Pharmaceutical companies are drug manufacturing companies that help in complete development of the drug from the background research to formation, clinical trials, release of the drug into the market and marketing of the drug.
Researchers are the persons who are responsible for the scientific research and is responsible for all the background clinical trials that resulted in the development of the drug.

Cipla

References

Dailymed."ENABLEX (DARIFENACIN) TABLET, EXTENDED RELEASE [WARNER CHILCOTT (US), LLC]". https://dailymed.nlm.nih.gov/dailym... (accessed August 28, 2018).
"Darifenacin". https://pubchem.ncbi.nlm.nih.gov/co... (accessed August 28, 2018).
"Darifenacin". http://www.drugbank.ca/drugs/DB0049... (accessed August 28, 2018).

Frequently asked Questions

Can i drive or operate heavy machine after consuming Vesigard?

Depending on the reaction of the Vesigard after taken, if you are feeling dizziness, drowsiness or any weakness as a reaction on your body, Then consider Vesigard not safe to drive or operate heavy machine after consumption. Meaning that, do not drive or operate heavy duty machines after taking the capsule if the capsule has a strange reaction on your body like dizziness, drowsiness. As prescribed by a pharmacist, it is dangerous to take alcohol while taking medicines as it exposed patients to drowsiness and health risk. Please take note of such effect most especially when taking Primosa capsule. It's advisable to consult your doctor on time for a proper recommendation and medical consultations.

Is Vesigard addictive or habit forming?

Medicines are not designed with the mind of creating an addiction or abuse on the health of the users. Addictive Medicine is categorically called Controlled substances by the government. For instance, Schedule H or X in India and schedule II-V in the US are controlled substances.
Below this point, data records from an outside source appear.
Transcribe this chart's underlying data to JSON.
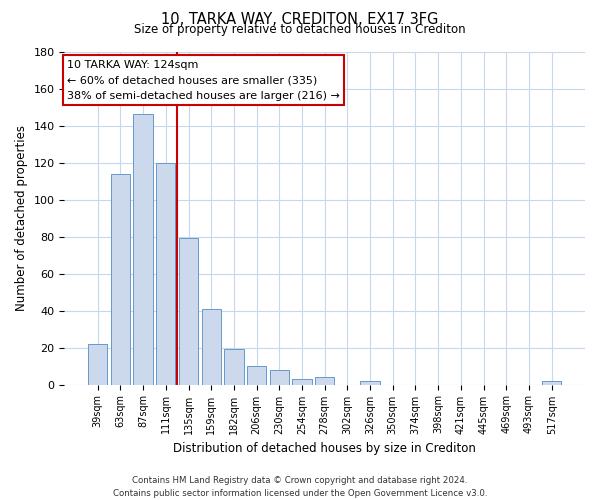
{
  "title": "10, TARKA WAY, CREDITON, EX17 3FG",
  "subtitle": "Size of property relative to detached houses in Crediton",
  "xlabel": "Distribution of detached houses by size in Crediton",
  "ylabel": "Number of detached properties",
  "bar_labels": [
    "39sqm",
    "63sqm",
    "87sqm",
    "111sqm",
    "135sqm",
    "159sqm",
    "182sqm",
    "206sqm",
    "230sqm",
    "254sqm",
    "278sqm",
    "302sqm",
    "326sqm",
    "350sqm",
    "374sqm",
    "398sqm",
    "421sqm",
    "445sqm",
    "469sqm",
    "493sqm",
    "517sqm"
  ],
  "bar_values": [
    22,
    114,
    146,
    120,
    79,
    41,
    19,
    10,
    8,
    3,
    4,
    0,
    2,
    0,
    0,
    0,
    0,
    0,
    0,
    0,
    2
  ],
  "bar_color": "#ccd9ed",
  "bar_edge_color": "#6699cc",
  "vline_x": 3.5,
  "vline_color": "#cc0000",
  "ylim": [
    0,
    180
  ],
  "yticks": [
    0,
    20,
    40,
    60,
    80,
    100,
    120,
    140,
    160,
    180
  ],
  "annotation_title": "10 TARKA WAY: 124sqm",
  "annotation_line1": "← 60% of detached houses are smaller (335)",
  "annotation_line2": "38% of semi-detached houses are larger (216) →",
  "annotation_box_color": "#ffffff",
  "annotation_box_edge": "#cc0000",
  "footer_line1": "Contains HM Land Registry data © Crown copyright and database right 2024.",
  "footer_line2": "Contains public sector information licensed under the Open Government Licence v3.0.",
  "background_color": "#ffffff",
  "grid_color": "#c8d8ec"
}
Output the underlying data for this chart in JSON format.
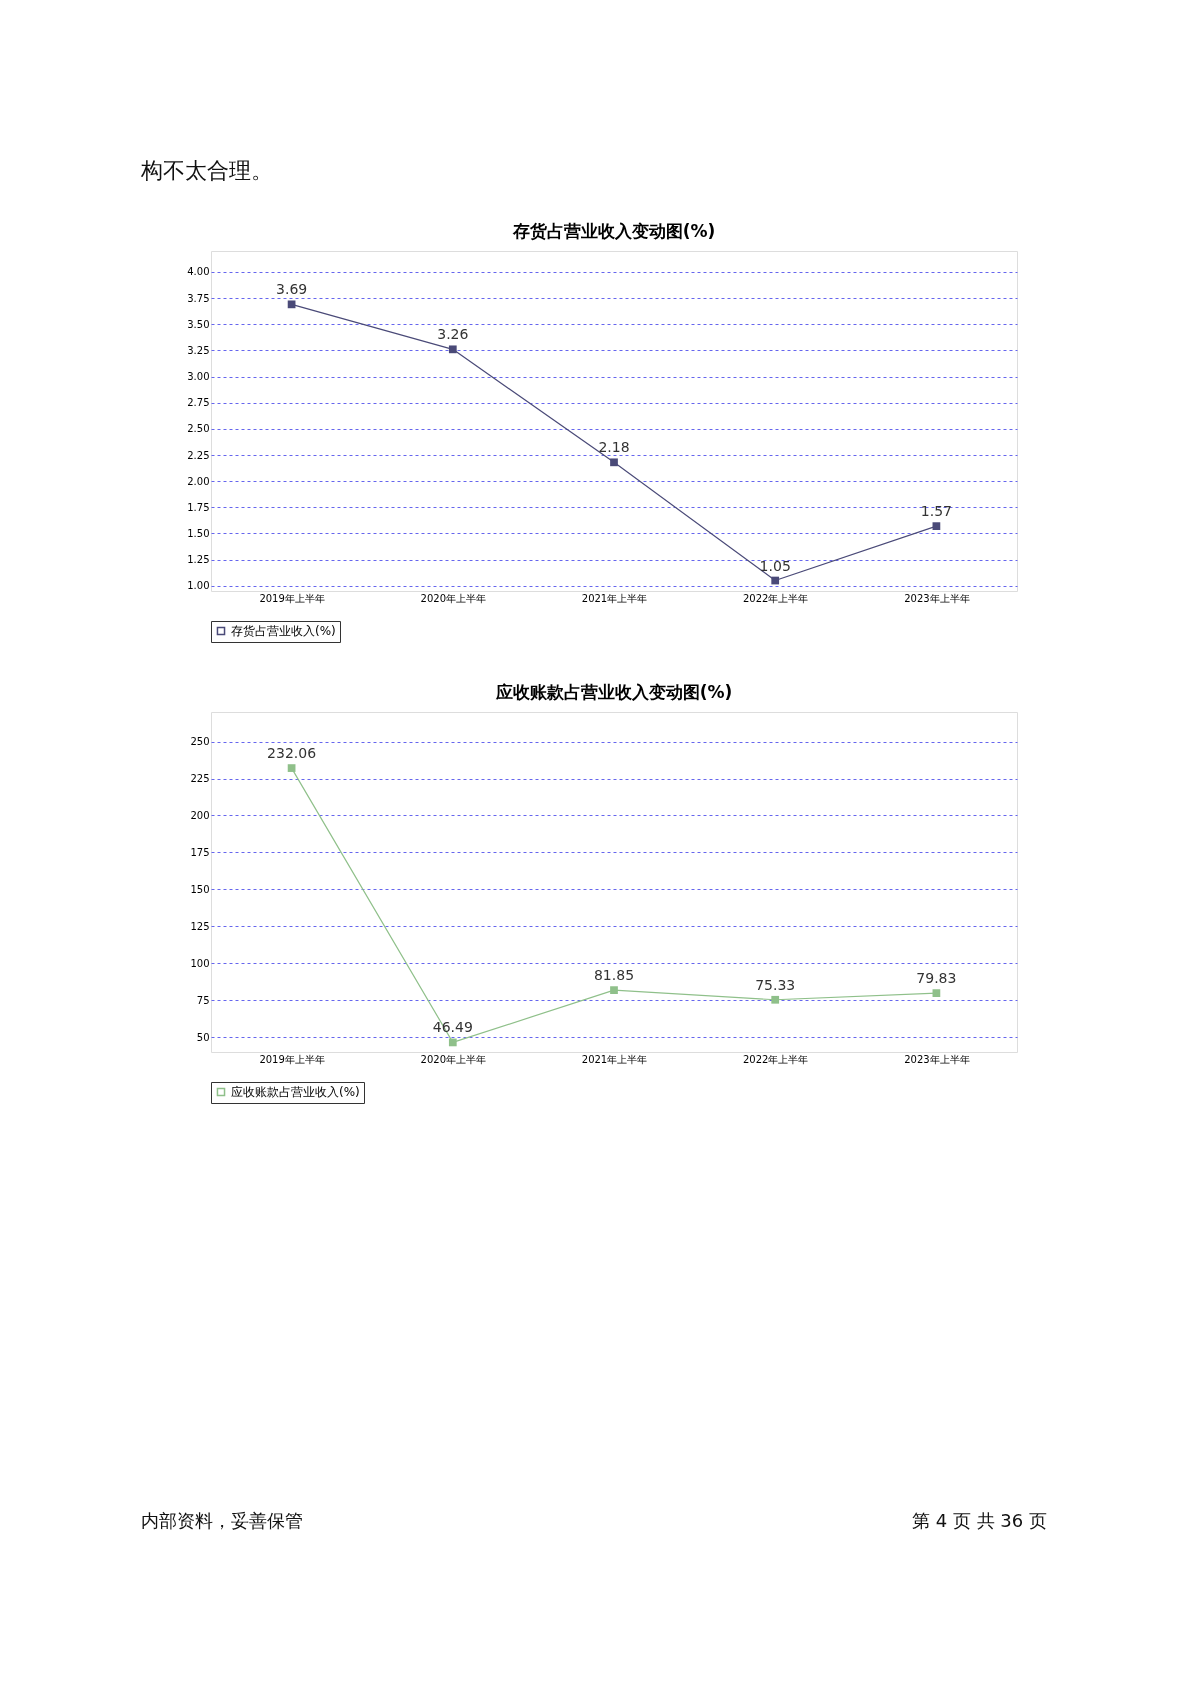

Please consult the medicine instruction manual on how to use and ensure it is not a controlled substance.In conclusion, self medication is a killer to your health. Consult your doctor for a proper prescription, recommendation, and guidiance.

Review

sdrugs.com conducted a study on Vesigard, and the result of the survey is set out below. It is noteworthy that the product of the survey is based on the perception and impressions of the visitors of the website as well as the views of Vesigard consumers. We, as a result of this, advice that you do not base your therapeutic or medical decisions on this result, but rather consult your certified medical experts for their recommendations.